AKP’nin NATO’yu devreye sokma çabası: ‘Fosss!’
Rus uçağının düşürülmesi sonrası AKP Hükümeti’nin NATO’yu devreye sokma çabasının arka planına ulaştık: NATO, olası Türkiye-Rusya gerginliğine ilişkin hiçbir planlama yapmamış...NATO’yu boşuna beklemişler

Türkiye’nin, 2011 yılında Suriye’de olayların başlaması üzerine NATO’ya başvurup olası tehdit ve riskler bağlamında “ihtimaliyat planlaması” hazırlanmasını istediği, ancak bu planlamaların Türkiye-Rusya arasındaki bir gerginliği kapsamadığı ortaya çıktı...
Krizin patlak vermesinden sonra NATO’dan gelen ilk açıklamalardaki ton, bu nedenle düşük tutuldu. Tayyip Erdoğan ve Ahmet Davutoğlu, uçak krizinde NATO’nun devreye girmesini boşu boşuna beklemiş oldu.
SÜREÇ NASIL İŞLEDİ
Suriye’yle ilgili olayların başladığı 2011 yılından itibaren Türkiye, NATO’dan ihtimaliyat planlarının hazırlanmasını istedi. NATO da çeşitli seçenekleri göz önüne alarak bir planlama yaptı. Hatta bu çerçevede hükümet, Türkiye’nin Suriye sınırına füzesavar sistemleri kurulması için NATO’dan talepte bulundu. NATO da bu talebi karşıladı.
Türkiye, Suriye krizi boyunca NATO’nun siyasi karar organı Kuzey Atlantik Konseyi’ni 3 kez toplantıya çağırdı. Her ikisini de NATO anlaşmasının 4. maddesi çerçevesinde yani “danışma” amaçlı topladı. İlk toplantı Türkiye’nin keşif uçağının düşürülmesi, ikincisi ise Suriye tarafından gelen top ateşiyle Türk vatandaşlarının yaşamını yitirmesi sonrasında yapıldı. Türkiye, son olarak Rus uçağının düşürülmesinin ardından konseyi toplantıya çağırdı.
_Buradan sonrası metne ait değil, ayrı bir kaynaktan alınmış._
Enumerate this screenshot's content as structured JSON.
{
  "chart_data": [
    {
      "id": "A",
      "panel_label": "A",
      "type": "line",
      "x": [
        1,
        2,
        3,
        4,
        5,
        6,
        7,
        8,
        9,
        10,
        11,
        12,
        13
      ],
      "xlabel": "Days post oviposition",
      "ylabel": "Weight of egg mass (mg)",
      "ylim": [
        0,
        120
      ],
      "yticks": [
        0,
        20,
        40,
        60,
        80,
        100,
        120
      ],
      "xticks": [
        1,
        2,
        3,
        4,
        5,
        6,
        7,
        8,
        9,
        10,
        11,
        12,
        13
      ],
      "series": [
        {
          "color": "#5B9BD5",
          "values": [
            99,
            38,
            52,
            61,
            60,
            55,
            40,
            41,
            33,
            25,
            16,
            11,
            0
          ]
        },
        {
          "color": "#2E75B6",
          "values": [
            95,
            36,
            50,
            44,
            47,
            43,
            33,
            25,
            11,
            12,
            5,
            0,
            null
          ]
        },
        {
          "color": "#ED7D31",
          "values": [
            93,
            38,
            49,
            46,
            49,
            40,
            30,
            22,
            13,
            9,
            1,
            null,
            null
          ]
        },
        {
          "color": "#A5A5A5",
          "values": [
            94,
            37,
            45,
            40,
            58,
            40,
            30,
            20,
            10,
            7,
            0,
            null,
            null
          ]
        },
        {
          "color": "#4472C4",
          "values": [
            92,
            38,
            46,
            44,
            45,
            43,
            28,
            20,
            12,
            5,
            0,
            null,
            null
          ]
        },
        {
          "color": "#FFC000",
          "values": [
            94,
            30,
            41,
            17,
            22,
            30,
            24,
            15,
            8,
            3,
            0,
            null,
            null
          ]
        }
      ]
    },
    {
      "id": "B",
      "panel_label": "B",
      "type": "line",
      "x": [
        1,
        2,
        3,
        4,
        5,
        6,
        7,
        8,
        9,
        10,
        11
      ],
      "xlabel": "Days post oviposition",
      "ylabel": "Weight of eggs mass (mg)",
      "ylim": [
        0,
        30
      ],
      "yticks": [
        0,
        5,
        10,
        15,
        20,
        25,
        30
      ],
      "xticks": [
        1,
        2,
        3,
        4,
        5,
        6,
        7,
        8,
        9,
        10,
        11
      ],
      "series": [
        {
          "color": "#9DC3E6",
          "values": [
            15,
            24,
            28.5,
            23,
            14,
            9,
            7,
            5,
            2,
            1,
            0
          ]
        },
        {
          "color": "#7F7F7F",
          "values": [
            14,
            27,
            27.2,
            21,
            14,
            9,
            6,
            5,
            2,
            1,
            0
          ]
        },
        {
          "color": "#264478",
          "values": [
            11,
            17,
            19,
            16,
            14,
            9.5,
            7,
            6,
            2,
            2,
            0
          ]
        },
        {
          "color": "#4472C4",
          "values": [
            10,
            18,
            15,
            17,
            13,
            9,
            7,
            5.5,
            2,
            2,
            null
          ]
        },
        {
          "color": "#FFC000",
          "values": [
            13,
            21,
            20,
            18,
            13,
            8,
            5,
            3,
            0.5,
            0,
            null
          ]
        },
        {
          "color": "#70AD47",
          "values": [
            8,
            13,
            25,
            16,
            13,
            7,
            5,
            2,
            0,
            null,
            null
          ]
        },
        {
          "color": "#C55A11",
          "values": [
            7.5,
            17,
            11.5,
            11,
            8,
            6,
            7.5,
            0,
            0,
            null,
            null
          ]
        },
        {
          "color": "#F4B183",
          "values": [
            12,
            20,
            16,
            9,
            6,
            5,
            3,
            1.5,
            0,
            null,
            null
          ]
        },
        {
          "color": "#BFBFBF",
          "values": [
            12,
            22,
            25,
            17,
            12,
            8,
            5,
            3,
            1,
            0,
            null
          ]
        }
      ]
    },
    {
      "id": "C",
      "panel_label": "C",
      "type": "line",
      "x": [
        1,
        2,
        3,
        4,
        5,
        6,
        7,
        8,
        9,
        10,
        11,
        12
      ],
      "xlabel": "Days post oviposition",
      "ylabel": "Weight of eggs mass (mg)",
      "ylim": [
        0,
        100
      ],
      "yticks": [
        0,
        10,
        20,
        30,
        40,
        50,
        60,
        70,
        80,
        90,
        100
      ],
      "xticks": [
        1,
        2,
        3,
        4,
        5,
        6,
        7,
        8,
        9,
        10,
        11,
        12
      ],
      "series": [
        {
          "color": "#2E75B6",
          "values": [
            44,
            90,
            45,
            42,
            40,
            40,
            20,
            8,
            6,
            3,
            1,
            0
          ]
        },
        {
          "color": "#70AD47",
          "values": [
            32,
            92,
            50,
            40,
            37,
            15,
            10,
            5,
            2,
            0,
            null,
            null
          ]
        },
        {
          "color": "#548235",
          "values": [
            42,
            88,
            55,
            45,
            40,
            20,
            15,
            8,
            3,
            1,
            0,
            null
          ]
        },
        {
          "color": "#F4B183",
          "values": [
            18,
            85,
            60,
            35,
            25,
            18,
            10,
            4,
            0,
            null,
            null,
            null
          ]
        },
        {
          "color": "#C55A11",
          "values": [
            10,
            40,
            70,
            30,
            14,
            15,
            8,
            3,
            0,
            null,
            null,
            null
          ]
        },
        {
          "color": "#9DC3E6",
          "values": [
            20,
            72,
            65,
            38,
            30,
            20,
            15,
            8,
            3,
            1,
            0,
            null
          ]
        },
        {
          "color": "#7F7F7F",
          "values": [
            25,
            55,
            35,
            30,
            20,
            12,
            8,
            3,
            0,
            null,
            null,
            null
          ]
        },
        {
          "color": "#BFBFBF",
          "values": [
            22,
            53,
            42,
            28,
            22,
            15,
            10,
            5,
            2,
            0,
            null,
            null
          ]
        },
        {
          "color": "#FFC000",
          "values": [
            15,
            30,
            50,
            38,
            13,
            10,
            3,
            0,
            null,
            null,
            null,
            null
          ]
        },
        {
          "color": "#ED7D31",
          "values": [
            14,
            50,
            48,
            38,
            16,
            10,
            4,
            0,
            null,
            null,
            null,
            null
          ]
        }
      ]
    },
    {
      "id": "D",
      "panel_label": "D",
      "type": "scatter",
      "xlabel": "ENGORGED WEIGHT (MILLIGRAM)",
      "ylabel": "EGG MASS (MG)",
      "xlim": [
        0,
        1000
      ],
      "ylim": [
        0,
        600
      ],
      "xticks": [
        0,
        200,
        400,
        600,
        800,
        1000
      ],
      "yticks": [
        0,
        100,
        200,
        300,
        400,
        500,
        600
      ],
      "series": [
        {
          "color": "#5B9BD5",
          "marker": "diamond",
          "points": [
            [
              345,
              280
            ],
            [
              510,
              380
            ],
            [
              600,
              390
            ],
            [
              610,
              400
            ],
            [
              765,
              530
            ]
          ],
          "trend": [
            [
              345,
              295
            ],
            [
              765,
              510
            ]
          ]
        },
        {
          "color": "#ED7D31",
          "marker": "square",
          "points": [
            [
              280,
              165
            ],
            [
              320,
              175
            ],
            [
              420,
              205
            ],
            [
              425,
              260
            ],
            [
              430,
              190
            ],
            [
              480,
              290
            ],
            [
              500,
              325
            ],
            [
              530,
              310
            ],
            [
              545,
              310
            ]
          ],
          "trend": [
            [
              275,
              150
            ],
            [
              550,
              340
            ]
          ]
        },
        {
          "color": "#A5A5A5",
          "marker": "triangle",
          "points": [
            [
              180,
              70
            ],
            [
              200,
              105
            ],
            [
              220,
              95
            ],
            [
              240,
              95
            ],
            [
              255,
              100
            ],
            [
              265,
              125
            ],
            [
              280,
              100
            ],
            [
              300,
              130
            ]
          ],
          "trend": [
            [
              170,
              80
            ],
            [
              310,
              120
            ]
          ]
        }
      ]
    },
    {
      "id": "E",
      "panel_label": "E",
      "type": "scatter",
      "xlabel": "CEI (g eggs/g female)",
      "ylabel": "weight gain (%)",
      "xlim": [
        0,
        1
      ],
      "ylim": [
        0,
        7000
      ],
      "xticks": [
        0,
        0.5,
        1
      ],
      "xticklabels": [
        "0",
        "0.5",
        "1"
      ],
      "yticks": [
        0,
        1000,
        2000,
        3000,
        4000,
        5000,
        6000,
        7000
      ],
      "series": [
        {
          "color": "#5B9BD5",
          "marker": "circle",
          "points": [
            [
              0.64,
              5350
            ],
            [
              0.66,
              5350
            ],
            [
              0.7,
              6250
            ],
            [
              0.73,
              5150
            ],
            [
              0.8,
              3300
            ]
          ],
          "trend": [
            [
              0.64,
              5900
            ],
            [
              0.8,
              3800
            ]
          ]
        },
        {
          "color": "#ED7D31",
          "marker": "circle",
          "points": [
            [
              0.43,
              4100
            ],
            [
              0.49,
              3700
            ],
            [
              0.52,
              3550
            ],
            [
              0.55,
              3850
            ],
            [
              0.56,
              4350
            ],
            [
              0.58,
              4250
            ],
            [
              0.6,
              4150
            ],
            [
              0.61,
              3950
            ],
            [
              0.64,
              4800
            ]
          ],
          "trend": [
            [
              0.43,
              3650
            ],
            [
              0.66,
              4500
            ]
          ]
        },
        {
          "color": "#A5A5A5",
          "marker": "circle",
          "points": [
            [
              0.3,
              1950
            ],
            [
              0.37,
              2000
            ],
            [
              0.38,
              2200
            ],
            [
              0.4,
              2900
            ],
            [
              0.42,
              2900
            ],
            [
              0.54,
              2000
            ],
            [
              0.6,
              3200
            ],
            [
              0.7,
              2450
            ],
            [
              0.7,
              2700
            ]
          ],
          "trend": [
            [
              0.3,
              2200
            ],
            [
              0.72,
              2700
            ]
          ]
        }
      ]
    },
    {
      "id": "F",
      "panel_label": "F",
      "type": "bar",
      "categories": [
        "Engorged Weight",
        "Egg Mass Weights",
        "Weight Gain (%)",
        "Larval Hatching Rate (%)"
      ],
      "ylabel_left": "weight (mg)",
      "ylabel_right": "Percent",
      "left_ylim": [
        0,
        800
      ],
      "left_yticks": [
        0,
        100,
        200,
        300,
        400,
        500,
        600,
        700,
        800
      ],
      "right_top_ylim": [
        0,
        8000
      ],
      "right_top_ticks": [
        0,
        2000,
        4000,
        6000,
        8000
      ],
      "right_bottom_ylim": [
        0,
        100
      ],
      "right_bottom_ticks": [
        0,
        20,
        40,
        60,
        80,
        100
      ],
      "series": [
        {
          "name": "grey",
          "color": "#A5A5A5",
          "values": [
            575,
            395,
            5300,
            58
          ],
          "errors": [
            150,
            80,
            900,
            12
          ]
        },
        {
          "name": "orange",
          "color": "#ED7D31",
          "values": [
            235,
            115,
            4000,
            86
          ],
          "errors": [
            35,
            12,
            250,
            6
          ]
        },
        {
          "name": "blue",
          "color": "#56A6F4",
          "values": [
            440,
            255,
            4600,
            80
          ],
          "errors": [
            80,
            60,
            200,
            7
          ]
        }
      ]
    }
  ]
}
İlk toplantıdan sonra askeri kanada, Türkiye’nin olası bir saldırıya karşı savunulması için zihinsel hazırlık talimatı verildi. İkinci toplantıdan sonra da ihtimaliyet planlaması aşamasına geçildi. İhtimaliyat planlaması, Suriye’ye NATO askeri girmesini öngörmediği gibi sadece Türkiye’nin gerektiğinde savunulması ve korunması çerçevesinde oluşturuldu.
OLASI OPERASYON PLANLARI
Planlamalarda saldırının Suriye’den Türkiye’ye yönelik olması gerektiği belirtildi. Türkiye’nin korunması için 6, çatışmanın bölgesel yansımalarını önlemek için de 1 olası operasyon planı hazırlandı ve şunlar öngörüldü:
- Sığınmacı sayısının kabul edilemeyecek noktaya ulaşması durumunda “insani yardım” operasyonu.
- Suriye’nin Türkiye’deki hedeflere balistik füze ya da uçakla saldırı düzenlemesi olasılığına karşı füze savunma sistemi sağlanması.
- Kimyasal silahlara karşı savunma sistemi kurulması.
- İnsani yardım amaçlı bir operasyonun başlaması durumunda sığınmacıların toplandığı bölgelerin korunması amacıyla Suriye Hava Kuvvetleri’nin hem uçuş hem de saldırı yeteneğinin ortadan kaldırılması, Suriye’ye denizden abluka uygulanması, bölgede uçuş yasağı oluşturulması.
RUS UÇAKLARI GELSE DE GÜNCELLEME OLMADI
O dönemde, Rusya bölgedeki askeri varlığını artırmamış, bölgeye uçaklarını yerleştirmemiş olduğu için, bu ülkeden gelebilecek herhangi bir tehdide ilişkin planlama söz konusu olmadı. NATO, Rus uçaklarının bölgeye gelmesine rağmen bu planlamalarını, Rusya’nın Suriye sınırında Türkiye’yle askeri açıdan karşı karşıya gelmesi durumunda alınacak önlemleri kapsayacak şekilde güncelleştirmedi.
Uçak kriziyle birlikte gerek Tayyip Erdoğan, gerekse Ahmet Davutoğlu, NATO’nun Türkiye’nin yanında devreye girmesini boşu boşuna beklemiş oldu.